Nationwide statistics on youth gambling are scarce, but regional surveys suggest more than 30 percent of all high school students gamble periodically.
(Clarion Ledger, 7/14/03, 5a)
Lawmakers Take Another Look at Gambling
Lawmakers are crafting various measures that would make it illegal to use credit cards or electronic funds transfers to pay for gaming activities, and are hoping that banning revenue exchanges will cut the bloodlines to the Net gaming industry.
“The very nature of gambling, with its great potential for fraud and corruption, demands that it be regulated as it now is in all jurisdictions,” Rep.
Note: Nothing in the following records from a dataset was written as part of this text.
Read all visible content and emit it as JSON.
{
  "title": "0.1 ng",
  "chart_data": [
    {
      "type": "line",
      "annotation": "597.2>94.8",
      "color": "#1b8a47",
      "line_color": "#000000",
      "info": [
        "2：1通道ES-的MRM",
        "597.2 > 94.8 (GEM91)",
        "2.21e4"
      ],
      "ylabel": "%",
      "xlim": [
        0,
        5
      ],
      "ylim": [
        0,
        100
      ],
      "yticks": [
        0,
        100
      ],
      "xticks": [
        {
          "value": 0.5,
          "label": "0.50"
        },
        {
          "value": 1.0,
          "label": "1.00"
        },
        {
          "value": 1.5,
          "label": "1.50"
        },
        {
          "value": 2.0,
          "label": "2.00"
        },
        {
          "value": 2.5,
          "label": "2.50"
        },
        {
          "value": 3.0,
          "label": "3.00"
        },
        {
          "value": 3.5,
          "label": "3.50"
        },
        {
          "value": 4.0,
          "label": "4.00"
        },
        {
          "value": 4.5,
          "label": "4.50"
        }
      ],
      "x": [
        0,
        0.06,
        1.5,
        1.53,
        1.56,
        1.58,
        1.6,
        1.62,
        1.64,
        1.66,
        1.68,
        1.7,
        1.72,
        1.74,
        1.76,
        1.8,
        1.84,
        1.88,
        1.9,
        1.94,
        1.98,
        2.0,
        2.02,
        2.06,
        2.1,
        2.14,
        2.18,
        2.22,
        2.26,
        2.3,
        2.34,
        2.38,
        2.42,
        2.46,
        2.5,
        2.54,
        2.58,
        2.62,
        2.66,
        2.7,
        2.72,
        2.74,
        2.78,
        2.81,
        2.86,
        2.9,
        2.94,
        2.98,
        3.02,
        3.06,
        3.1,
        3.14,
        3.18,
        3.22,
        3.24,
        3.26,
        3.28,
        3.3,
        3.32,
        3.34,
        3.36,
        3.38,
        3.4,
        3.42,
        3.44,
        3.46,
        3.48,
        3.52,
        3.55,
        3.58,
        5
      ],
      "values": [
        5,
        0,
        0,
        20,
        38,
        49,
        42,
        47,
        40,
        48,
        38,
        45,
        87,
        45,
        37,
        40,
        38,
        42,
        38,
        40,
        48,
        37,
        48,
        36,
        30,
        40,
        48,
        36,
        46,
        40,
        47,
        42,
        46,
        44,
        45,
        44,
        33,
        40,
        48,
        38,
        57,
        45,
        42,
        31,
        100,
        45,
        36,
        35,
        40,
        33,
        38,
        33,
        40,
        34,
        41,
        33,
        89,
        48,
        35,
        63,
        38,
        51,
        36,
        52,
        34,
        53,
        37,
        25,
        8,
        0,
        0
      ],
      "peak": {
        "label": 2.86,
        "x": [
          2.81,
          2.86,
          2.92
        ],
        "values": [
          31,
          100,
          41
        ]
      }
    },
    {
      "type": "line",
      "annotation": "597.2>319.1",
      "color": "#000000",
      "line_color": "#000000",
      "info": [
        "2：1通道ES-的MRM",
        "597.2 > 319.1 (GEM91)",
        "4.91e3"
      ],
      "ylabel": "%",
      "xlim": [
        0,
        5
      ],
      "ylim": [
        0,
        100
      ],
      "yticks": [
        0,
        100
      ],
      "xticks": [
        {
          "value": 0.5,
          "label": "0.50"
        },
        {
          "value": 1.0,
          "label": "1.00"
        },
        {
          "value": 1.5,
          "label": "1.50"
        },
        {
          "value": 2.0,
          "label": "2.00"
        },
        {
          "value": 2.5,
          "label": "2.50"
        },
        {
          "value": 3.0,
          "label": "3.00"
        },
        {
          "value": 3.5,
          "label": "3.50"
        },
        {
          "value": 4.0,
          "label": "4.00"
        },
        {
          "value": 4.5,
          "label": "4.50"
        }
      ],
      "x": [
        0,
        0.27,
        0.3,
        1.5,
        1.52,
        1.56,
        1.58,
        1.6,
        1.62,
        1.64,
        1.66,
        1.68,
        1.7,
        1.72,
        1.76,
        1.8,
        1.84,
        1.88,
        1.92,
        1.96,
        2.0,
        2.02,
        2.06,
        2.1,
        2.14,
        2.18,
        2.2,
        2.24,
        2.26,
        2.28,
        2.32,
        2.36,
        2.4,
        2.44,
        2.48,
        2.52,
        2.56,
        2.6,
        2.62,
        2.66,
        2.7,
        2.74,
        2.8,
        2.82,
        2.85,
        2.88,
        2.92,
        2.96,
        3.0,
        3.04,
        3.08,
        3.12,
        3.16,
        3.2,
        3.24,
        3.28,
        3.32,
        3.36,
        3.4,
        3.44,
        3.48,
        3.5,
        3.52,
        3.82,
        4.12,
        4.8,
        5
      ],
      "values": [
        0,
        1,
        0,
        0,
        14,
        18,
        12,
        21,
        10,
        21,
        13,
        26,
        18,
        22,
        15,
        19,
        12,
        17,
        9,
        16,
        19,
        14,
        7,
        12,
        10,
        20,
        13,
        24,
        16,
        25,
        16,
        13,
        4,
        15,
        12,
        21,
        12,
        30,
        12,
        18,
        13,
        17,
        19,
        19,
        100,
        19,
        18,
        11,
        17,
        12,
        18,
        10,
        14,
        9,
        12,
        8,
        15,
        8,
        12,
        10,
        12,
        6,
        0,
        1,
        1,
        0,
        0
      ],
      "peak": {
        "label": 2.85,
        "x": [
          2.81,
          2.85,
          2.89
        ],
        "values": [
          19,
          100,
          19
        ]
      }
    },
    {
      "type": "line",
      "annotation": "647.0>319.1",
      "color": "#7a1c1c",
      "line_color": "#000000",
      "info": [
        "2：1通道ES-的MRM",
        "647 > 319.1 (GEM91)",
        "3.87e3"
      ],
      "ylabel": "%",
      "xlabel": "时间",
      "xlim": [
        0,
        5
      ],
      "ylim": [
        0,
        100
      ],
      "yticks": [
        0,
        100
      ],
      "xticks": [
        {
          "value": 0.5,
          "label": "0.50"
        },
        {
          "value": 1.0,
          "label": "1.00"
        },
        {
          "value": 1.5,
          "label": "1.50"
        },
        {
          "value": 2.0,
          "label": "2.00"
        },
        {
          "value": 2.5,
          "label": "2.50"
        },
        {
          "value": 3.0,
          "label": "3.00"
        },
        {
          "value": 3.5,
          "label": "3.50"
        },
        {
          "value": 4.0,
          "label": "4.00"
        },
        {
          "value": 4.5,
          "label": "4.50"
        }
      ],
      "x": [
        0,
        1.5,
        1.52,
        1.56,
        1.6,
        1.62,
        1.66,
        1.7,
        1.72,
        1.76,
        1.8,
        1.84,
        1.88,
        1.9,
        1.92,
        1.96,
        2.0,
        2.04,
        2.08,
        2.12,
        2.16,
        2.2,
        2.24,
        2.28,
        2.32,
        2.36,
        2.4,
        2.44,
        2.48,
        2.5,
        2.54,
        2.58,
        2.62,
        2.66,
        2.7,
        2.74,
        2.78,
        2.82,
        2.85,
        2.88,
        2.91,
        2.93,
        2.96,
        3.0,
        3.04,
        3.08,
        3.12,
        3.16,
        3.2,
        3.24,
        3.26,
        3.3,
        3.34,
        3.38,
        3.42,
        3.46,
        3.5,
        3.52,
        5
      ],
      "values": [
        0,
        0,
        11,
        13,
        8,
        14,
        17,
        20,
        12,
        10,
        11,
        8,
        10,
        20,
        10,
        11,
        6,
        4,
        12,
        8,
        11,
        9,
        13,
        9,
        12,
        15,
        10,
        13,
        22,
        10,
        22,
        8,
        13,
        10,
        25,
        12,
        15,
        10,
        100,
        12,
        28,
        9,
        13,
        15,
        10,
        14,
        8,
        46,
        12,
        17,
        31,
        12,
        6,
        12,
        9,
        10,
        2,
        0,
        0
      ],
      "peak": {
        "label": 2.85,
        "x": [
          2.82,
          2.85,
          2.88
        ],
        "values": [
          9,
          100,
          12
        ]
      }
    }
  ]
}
Spencer Bachus, R-AL, said in an E-mail to Foxnews.com. “Cyber gambling is the crack cocaine of gambling and will create a new generation of addicts unless we stop it.”
One bill, sponsored by Rep. Jim Leach, B-Iowa, makes it illegal for Net gaming businesses to accept bank tools like credit cards and electronic funds transfers.
“Internet gambling serves no legitimate purpose in our society,” Leach said in a statement. “It is a danger to family and society at large.”
The Justice Department estimates that by the end of 2003, there will be 1,800 gambling sites generating about $4.2 billion.
(http://www.foxnews.com, 5/29/03)
We Tend to Trust What We See In Black and White
Americans now spend more on gambling than on movies, videos, and DVDs, music, and books combined, and with an annual growth rate of about 9 percent since 1991, gambling is growing substantially faster than the economy as a whole. But so far, that growth does not seem to have caused a serious blacklash.